About 1.5 billion smartphones users that came on board in the past year were almost solely responsible for tripling mobile data, according to Cisco's figures.
Smartphones only accounted for 13 percent of all mobile phones in use, but were responsible for 78 percent of total mobile traffic on global networks.
Smartphones alone generated 51 petabytes of mobile traffic every month in 2010, Cisco claimed.
Tablets and laptops were also a heavy burden for mobile networks.

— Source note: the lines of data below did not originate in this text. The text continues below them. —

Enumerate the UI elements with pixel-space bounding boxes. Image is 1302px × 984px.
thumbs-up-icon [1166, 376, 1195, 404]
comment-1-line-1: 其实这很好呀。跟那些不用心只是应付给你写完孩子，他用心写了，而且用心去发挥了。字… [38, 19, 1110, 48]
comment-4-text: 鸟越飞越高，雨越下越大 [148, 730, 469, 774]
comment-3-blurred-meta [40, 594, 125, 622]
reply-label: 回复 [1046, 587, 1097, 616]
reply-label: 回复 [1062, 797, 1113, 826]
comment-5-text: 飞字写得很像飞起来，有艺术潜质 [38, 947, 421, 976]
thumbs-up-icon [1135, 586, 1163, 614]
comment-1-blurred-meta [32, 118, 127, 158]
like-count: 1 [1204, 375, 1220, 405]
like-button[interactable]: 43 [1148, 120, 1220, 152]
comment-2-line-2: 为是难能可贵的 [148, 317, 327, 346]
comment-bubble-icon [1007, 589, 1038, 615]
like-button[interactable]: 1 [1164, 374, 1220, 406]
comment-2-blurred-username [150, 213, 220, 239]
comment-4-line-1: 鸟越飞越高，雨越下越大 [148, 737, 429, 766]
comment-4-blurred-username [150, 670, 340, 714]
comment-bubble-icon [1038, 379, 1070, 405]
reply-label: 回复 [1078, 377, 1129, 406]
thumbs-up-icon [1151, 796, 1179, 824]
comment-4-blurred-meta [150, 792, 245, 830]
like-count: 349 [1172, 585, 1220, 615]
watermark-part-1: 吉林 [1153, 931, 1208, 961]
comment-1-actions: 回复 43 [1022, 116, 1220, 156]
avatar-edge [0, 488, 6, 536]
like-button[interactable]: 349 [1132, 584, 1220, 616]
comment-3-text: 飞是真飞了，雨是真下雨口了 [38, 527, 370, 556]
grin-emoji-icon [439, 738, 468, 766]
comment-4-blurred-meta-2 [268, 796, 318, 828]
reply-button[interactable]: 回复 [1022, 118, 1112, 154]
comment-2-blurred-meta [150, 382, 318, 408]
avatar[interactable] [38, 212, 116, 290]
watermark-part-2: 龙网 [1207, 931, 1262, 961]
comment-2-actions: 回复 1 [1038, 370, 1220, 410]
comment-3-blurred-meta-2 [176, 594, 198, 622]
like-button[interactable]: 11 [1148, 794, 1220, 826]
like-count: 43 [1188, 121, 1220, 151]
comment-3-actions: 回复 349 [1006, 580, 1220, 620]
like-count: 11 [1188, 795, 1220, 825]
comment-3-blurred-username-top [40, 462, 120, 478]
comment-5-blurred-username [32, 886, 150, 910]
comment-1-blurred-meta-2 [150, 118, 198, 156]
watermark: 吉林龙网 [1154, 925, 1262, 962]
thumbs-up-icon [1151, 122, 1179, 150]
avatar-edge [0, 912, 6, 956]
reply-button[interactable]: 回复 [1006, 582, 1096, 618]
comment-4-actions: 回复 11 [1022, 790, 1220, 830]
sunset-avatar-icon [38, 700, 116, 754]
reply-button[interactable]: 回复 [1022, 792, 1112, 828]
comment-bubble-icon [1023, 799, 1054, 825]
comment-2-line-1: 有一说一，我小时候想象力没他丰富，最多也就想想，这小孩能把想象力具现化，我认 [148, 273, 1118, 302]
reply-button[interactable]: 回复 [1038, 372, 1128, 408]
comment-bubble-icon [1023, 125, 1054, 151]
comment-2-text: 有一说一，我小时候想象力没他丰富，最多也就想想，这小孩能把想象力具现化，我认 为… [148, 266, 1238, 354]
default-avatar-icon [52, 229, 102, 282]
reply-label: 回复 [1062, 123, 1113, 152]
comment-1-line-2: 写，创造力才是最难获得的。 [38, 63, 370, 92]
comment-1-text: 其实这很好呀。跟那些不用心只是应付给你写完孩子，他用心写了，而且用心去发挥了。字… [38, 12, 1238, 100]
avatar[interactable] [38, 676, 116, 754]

Last year there were 3 million tablets connected to mobile networks, each consuming 405 MB per month -- five times the 79 MB a month that smartphones did.
Laptops were even heavier data users at 1.7 GB per month.
The increase in mobile traffic by 2015 would be generated by around 7 billion "mobile-connected" devices, including machine-to-machine devices for applications such as smart networks.
It was expected that over this period, smartphone data consumption would rise from 79 MB to 1.3 GB a month, according to Cisco.
While mobile traffic was forecast to grow at a compound annual growth rate of 92 per cent between 2010 and 2015, fixed line networks would remain critical from an infrastructure standpoint.
In 2010, fixed line networks carried 14.3 of the 51 petabytes generated by mobile devices last year, but Cisco predicted fixed lines to carry 800 million terabytes of mobile data traffic by 2015.